Os estudos de Fraser (2005) a respeito da origem da etnia cigana apontam a Índia como ponto de partida. Ao relacionarmos os manuscritos mais antigos que ensinam a prática quirológica e a provável origem dos ciganos, pode-se, hipoteticamente, relacionar a eles a introdução da quirologia na Europa.

Atualmente, em nível acadêmico, segundo King (1983, p.6), desenvolve-se um estudo denominado dermatoglifia, que consiste no estudo científico das impressões digitais. O termo foi introduzido pelo Dr. Harold Cummins, o pai da análise de impressões digitais . “O método dermatoglífico permite obter informações a respeito do potêncial genético do indivíduo através de análise de impressões digitais”. Seu uso é possível na teoria e na prática da orientação dos esportes modernos e da metodologia do treinamento visando resultados de altíssimo nível. Segundo a American Dermatoglyphics Association como “a análise das ID´s podem revelar uma série de patologias congênitas e defeitos do desenvolvimento, por exemplo, Síndrome de Down”.

Existiram muitos quiromantes famosos. Dentre eles o quiromante francês do século XIX, Casimir D’Arpentigny, o psicólogo alemão Julius Spier, o ingles Louis Hamom, que usou o pseudônimo de Cheiro, é uma referência no universo da quirologia e atendia a corte inglesa.
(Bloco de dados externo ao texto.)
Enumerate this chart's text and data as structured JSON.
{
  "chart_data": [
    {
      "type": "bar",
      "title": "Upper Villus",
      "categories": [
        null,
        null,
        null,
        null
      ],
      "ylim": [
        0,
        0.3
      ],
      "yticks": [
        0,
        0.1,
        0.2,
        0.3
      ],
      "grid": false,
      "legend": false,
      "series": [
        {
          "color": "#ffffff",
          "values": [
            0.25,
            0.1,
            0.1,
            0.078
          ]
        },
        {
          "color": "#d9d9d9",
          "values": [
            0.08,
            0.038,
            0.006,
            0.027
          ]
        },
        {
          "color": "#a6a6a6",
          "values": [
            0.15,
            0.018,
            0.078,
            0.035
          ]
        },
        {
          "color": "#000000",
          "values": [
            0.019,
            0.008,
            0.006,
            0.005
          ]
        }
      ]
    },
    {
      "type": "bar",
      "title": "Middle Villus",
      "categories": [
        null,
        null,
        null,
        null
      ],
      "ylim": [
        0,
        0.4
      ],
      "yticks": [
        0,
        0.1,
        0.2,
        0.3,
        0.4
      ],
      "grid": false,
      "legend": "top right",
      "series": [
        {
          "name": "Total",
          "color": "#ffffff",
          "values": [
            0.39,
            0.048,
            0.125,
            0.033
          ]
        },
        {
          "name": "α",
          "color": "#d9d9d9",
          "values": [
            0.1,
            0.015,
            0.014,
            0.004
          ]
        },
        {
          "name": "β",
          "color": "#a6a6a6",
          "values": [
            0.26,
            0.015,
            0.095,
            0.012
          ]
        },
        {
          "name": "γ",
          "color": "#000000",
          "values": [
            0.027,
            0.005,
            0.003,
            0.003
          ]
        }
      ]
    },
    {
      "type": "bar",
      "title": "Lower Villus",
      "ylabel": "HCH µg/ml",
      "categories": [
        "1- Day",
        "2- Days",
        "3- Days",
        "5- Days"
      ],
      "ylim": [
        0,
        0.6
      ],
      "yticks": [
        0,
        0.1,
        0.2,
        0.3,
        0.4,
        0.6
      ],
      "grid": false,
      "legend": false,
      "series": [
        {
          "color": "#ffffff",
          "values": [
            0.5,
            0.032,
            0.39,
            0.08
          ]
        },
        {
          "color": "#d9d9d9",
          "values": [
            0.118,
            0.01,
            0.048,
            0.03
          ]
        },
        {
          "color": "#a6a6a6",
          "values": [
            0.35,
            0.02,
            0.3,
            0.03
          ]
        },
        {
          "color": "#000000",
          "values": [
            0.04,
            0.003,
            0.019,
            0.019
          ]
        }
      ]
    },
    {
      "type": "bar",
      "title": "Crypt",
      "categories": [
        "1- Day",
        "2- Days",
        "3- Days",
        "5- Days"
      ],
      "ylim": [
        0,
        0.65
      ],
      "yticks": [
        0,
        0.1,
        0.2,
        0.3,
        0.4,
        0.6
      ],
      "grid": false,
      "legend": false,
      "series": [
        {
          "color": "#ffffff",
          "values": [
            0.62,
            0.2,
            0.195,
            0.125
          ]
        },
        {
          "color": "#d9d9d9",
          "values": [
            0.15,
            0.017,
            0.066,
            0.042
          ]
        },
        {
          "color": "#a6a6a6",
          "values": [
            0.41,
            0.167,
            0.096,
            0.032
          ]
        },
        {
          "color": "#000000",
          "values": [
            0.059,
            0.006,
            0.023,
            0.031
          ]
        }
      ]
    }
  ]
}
Transcrever-se-ão algumas informações em torno da figura deste autor, com o intuito de expandir os conhecimentos, conceitos, e linguagem que compõem a esfera quirológica. Cheiro atendeu em consultas particulares e tirou a impressão das mãos “de coroadas cabeças da Europa, presidentes de república e líderes comerciais” (CHEIRO, 1985, p. 11), em uma inabalável trajetória de famoso quiromante no mundo ocidental. Previu com exatidão acontecimentos envolvendo figuras públicas de variados países que eram divulgados anos antes em noticiário próprio que levava o nome de “Cheiro’s World Predictions” e acabava por render matérias em jornais europeus da época. Escreveu, no fim da vida, obras explicativas para diferenciados públicos-alvo acerca de como praticar a quirologia.


[1] Livro apócrifo atribuído à cultura chinesa.